Karyawan menghitung uang rupiah di salah satu tempat penukaran mata uang di Jakarta, Kamis (4/6/2026). (Bloomberg Technoz/Andrean Kristianto)
Karyawan menghitung uang rupiah di salah satu tempat penukaran mata uang di Jakarta, Kamis (4/6/2026). (Bloomberg Technoz/Andrean Kristianto)

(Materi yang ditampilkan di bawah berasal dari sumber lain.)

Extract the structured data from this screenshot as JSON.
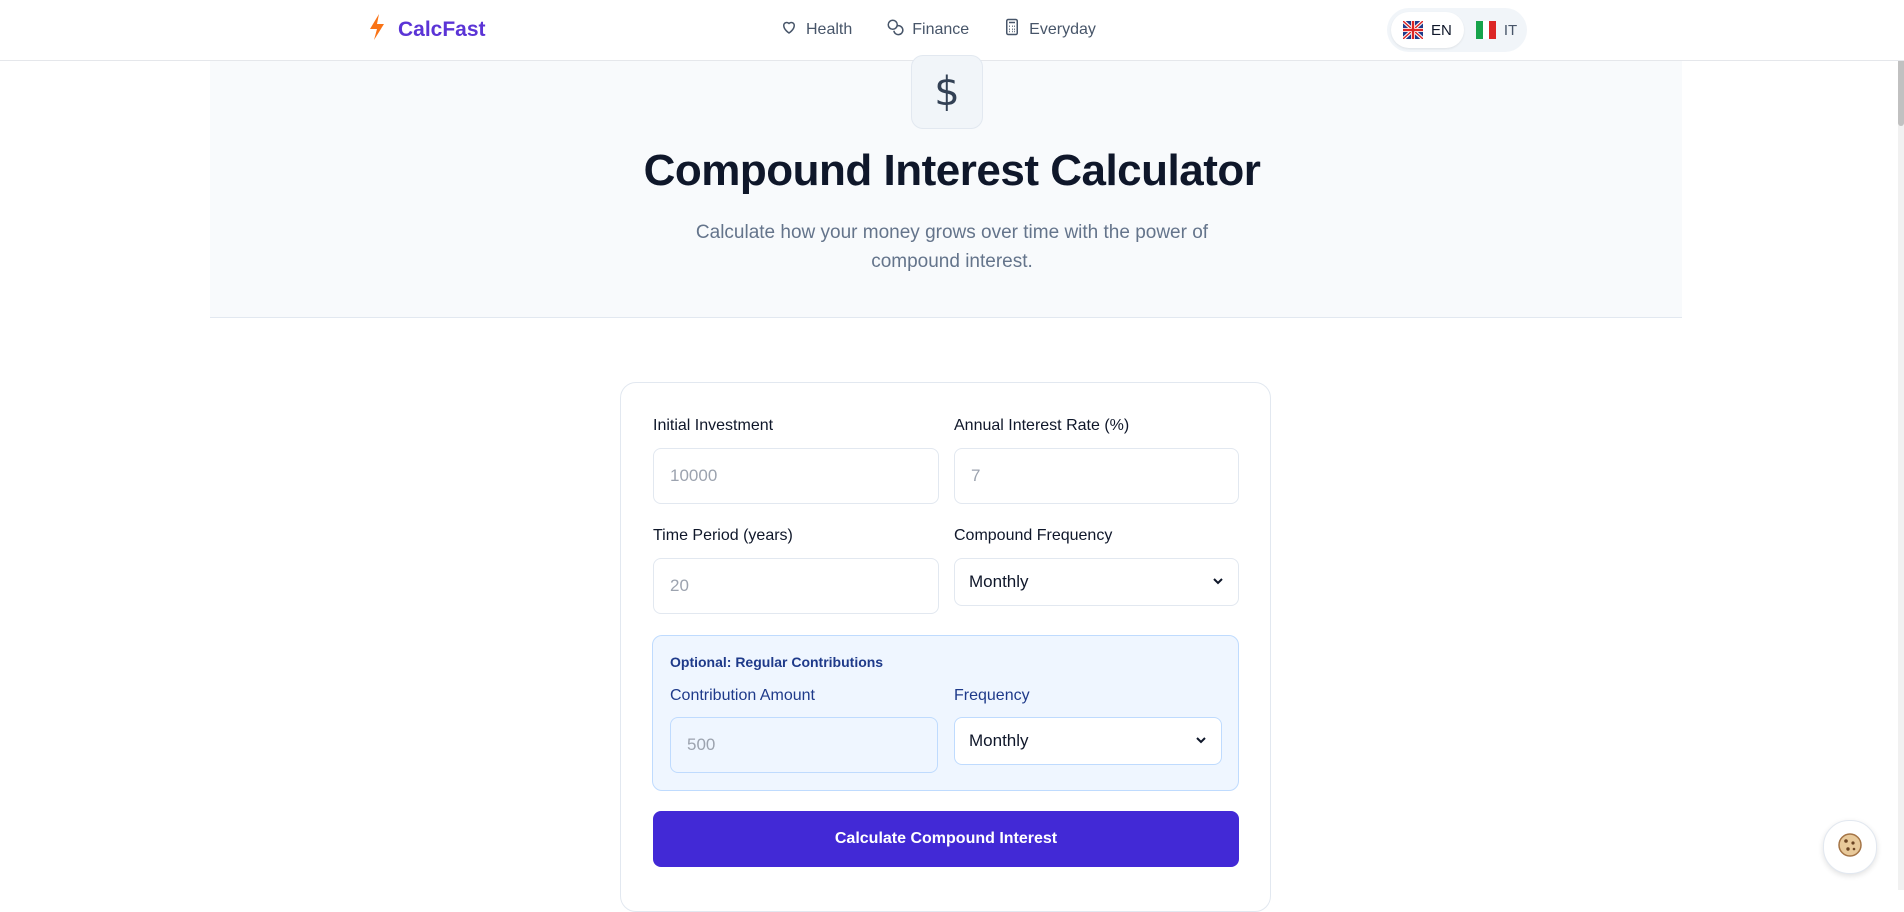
{
  "header": {
    "brand": "CalcFast",
    "nav": [
      {
        "label": "Health",
        "icon": "heart-icon"
      },
      {
        "label": "Finance",
        "icon": "coins-icon"
      },
      {
        "label": "Everyday",
        "icon": "calculator-icon"
      }
    ],
    "languages": [
      {
        "label": "EN",
        "active": true
      },
      {
        "label": "IT",
        "active": false
      }
    ]
  },
  "hero": {
    "icon_glyph": "$",
    "title": "Compound Interest Calculator",
    "subtitle": "Calculate how your money grows over time with the power of compound interest."
  },
  "form": {
    "initial_investment": {
      "label": "Initial Investment",
      "placeholder": "10000",
      "value": ""
    },
    "annual_rate": {
      "label": "Annual Interest Rate (%)",
      "placeholder": "7",
      "value": ""
    },
    "time_period": {
      "label": "Time Period (years)",
      "placeholder": "20",
      "value": ""
    },
    "compound_frequency": {
      "label": "Compound Frequency",
      "selected": "Monthly"
    },
    "contributions": {
      "title": "Optional: Regular Contributions",
      "amount": {
        "label": "Contribution Amount",
        "placeholder": "500",
        "value": ""
      },
      "frequency": {
        "label": "Frequency",
        "selected": "Monthly"
      }
    },
    "submit_label": "Calculate Compound Interest"
  },
  "colors": {
    "brand": "#5b34d6",
    "primary_button": "#4229d6",
    "contrib_bg": "#eff6ff",
    "contrib_border": "#bfdbfe"
  }
}
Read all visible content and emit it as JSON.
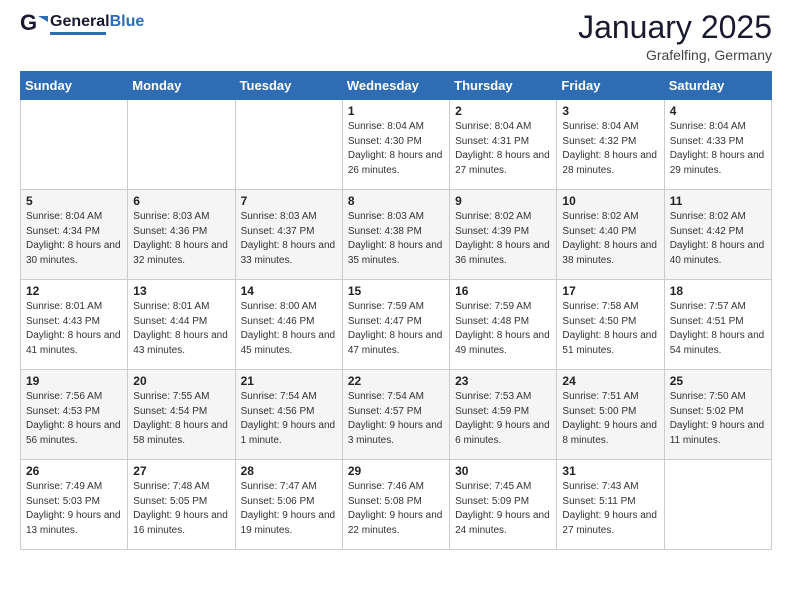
{
  "header": {
    "logo_general": "General",
    "logo_blue": "Blue",
    "month_title": "January 2025",
    "location": "Grafelfing, Germany"
  },
  "days_of_week": [
    "Sunday",
    "Monday",
    "Tuesday",
    "Wednesday",
    "Thursday",
    "Friday",
    "Saturday"
  ],
  "weeks": [
    [
      {
        "day": null
      },
      {
        "day": null
      },
      {
        "day": null
      },
      {
        "day": "1",
        "sunrise": "8:04 AM",
        "sunset": "4:30 PM",
        "daylight": "8 hours and 26 minutes."
      },
      {
        "day": "2",
        "sunrise": "8:04 AM",
        "sunset": "4:31 PM",
        "daylight": "8 hours and 27 minutes."
      },
      {
        "day": "3",
        "sunrise": "8:04 AM",
        "sunset": "4:32 PM",
        "daylight": "8 hours and 28 minutes."
      },
      {
        "day": "4",
        "sunrise": "8:04 AM",
        "sunset": "4:33 PM",
        "daylight": "8 hours and 29 minutes."
      }
    ],
    [
      {
        "day": "5",
        "sunrise": "8:04 AM",
        "sunset": "4:34 PM",
        "daylight": "8 hours and 30 minutes."
      },
      {
        "day": "6",
        "sunrise": "8:03 AM",
        "sunset": "4:36 PM",
        "daylight": "8 hours and 32 minutes."
      },
      {
        "day": "7",
        "sunrise": "8:03 AM",
        "sunset": "4:37 PM",
        "daylight": "8 hours and 33 minutes."
      },
      {
        "day": "8",
        "sunrise": "8:03 AM",
        "sunset": "4:38 PM",
        "daylight": "8 hours and 35 minutes."
      },
      {
        "day": "9",
        "sunrise": "8:02 AM",
        "sunset": "4:39 PM",
        "daylight": "8 hours and 36 minutes."
      },
      {
        "day": "10",
        "sunrise": "8:02 AM",
        "sunset": "4:40 PM",
        "daylight": "8 hours and 38 minutes."
      },
      {
        "day": "11",
        "sunrise": "8:02 AM",
        "sunset": "4:42 PM",
        "daylight": "8 hours and 40 minutes."
      }
    ],
    [
      {
        "day": "12",
        "sunrise": "8:01 AM",
        "sunset": "4:43 PM",
        "daylight": "8 hours and 41 minutes."
      },
      {
        "day": "13",
        "sunrise": "8:01 AM",
        "sunset": "4:44 PM",
        "daylight": "8 hours and 43 minutes."
      },
      {
        "day": "14",
        "sunrise": "8:00 AM",
        "sunset": "4:46 PM",
        "daylight": "8 hours and 45 minutes."
      },
      {
        "day": "15",
        "sunrise": "7:59 AM",
        "sunset": "4:47 PM",
        "daylight": "8 hours and 47 minutes."
      },
      {
        "day": "16",
        "sunrise": "7:59 AM",
        "sunset": "4:48 PM",
        "daylight": "8 hours and 49 minutes."
      },
      {
        "day": "17",
        "sunrise": "7:58 AM",
        "sunset": "4:50 PM",
        "daylight": "8 hours and 51 minutes."
      },
      {
        "day": "18",
        "sunrise": "7:57 AM",
        "sunset": "4:51 PM",
        "daylight": "8 hours and 54 minutes."
      }
    ],
    [
      {
        "day": "19",
        "sunrise": "7:56 AM",
        "sunset": "4:53 PM",
        "daylight": "8 hours and 56 minutes."
      },
      {
        "day": "20",
        "sunrise": "7:55 AM",
        "sunset": "4:54 PM",
        "daylight": "8 hours and 58 minutes."
      },
      {
        "day": "21",
        "sunrise": "7:54 AM",
        "sunset": "4:56 PM",
        "daylight": "9 hours and 1 minute."
      },
      {
        "day": "22",
        "sunrise": "7:54 AM",
        "sunset": "4:57 PM",
        "daylight": "9 hours and 3 minutes."
      },
      {
        "day": "23",
        "sunrise": "7:53 AM",
        "sunset": "4:59 PM",
        "daylight": "9 hours and 6 minutes."
      },
      {
        "day": "24",
        "sunrise": "7:51 AM",
        "sunset": "5:00 PM",
        "daylight": "9 hours and 8 minutes."
      },
      {
        "day": "25",
        "sunrise": "7:50 AM",
        "sunset": "5:02 PM",
        "daylight": "9 hours and 11 minutes."
      }
    ],
    [
      {
        "day": "26",
        "sunrise": "7:49 AM",
        "sunset": "5:03 PM",
        "daylight": "9 hours and 13 minutes."
      },
      {
        "day": "27",
        "sunrise": "7:48 AM",
        "sunset": "5:05 PM",
        "daylight": "9 hours and 16 minutes."
      },
      {
        "day": "28",
        "sunrise": "7:47 AM",
        "sunset": "5:06 PM",
        "daylight": "9 hours and 19 minutes."
      },
      {
        "day": "29",
        "sunrise": "7:46 AM",
        "sunset": "5:08 PM",
        "daylight": "9 hours and 22 minutes."
      },
      {
        "day": "30",
        "sunrise": "7:45 AM",
        "sunset": "5:09 PM",
        "daylight": "9 hours and 24 minutes."
      },
      {
        "day": "31",
        "sunrise": "7:43 AM",
        "sunset": "5:11 PM",
        "daylight": "9 hours and 27 minutes."
      },
      {
        "day": null
      }
    ]
  ],
  "labels": {
    "sunrise": "Sunrise: ",
    "sunset": "Sunset: ",
    "daylight": "Daylight: "
  }
}
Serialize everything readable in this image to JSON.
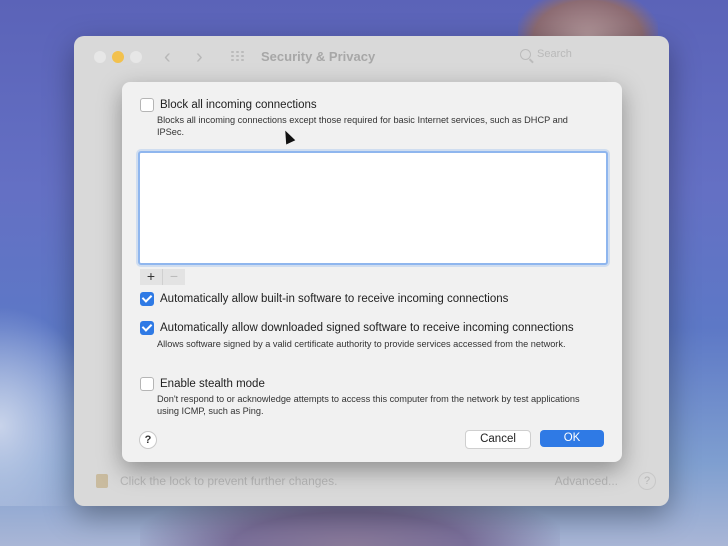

Bloomberg Technoz, Jakarta - Menteri Sekretaris Negara Prasetyo Hadi membantah Presiden Prabowo Subianto tak memantau intens perkembangan nilai tukar rupiah terhadap dolar Amerika Serikat (AS). Menurut dia, pemerintah sangat intens melakukan pembahasan terkait kondisi rupiah dengan otoritas fiskal–moneter dan pelaku ekonomi.

“Lho, kita rapatnya intens. Pertemuan antara pelaku-pelaku otoritas ekonomi itu intens,” kata dia kepada awak media, di Kompleks DPR/MPR, Sabtu (06/06/2026).

Menurut Prasetyo, meskipun rupiah belakangan terus melemah, bukan berarti komunikasi yang dilakukan pemerintah dengan otoritas fiskal dan moneter tidak dijalankan. Toh, dia menilai pelemahan rupiah yang terjadi belakangan terjadi dipengaruhi oleh berbagai faktor.


“Kemandirian kita secara ekonomi itu juga mempengaruhi kekuatan mata uang kita gitu. Ada beberapa yang masih ketergantungan impor itu juga akan mempengaruhi. Makanya ini tidak bisa berdiri sendiri begitu,” ucap dia.

Oleh sebab itu, Prasetyo menilai saat ini kerja sama yang baik antara otoritas fiskal dan moneter bakal terus diperkuat guna memperkuat nilai tukar rupiah.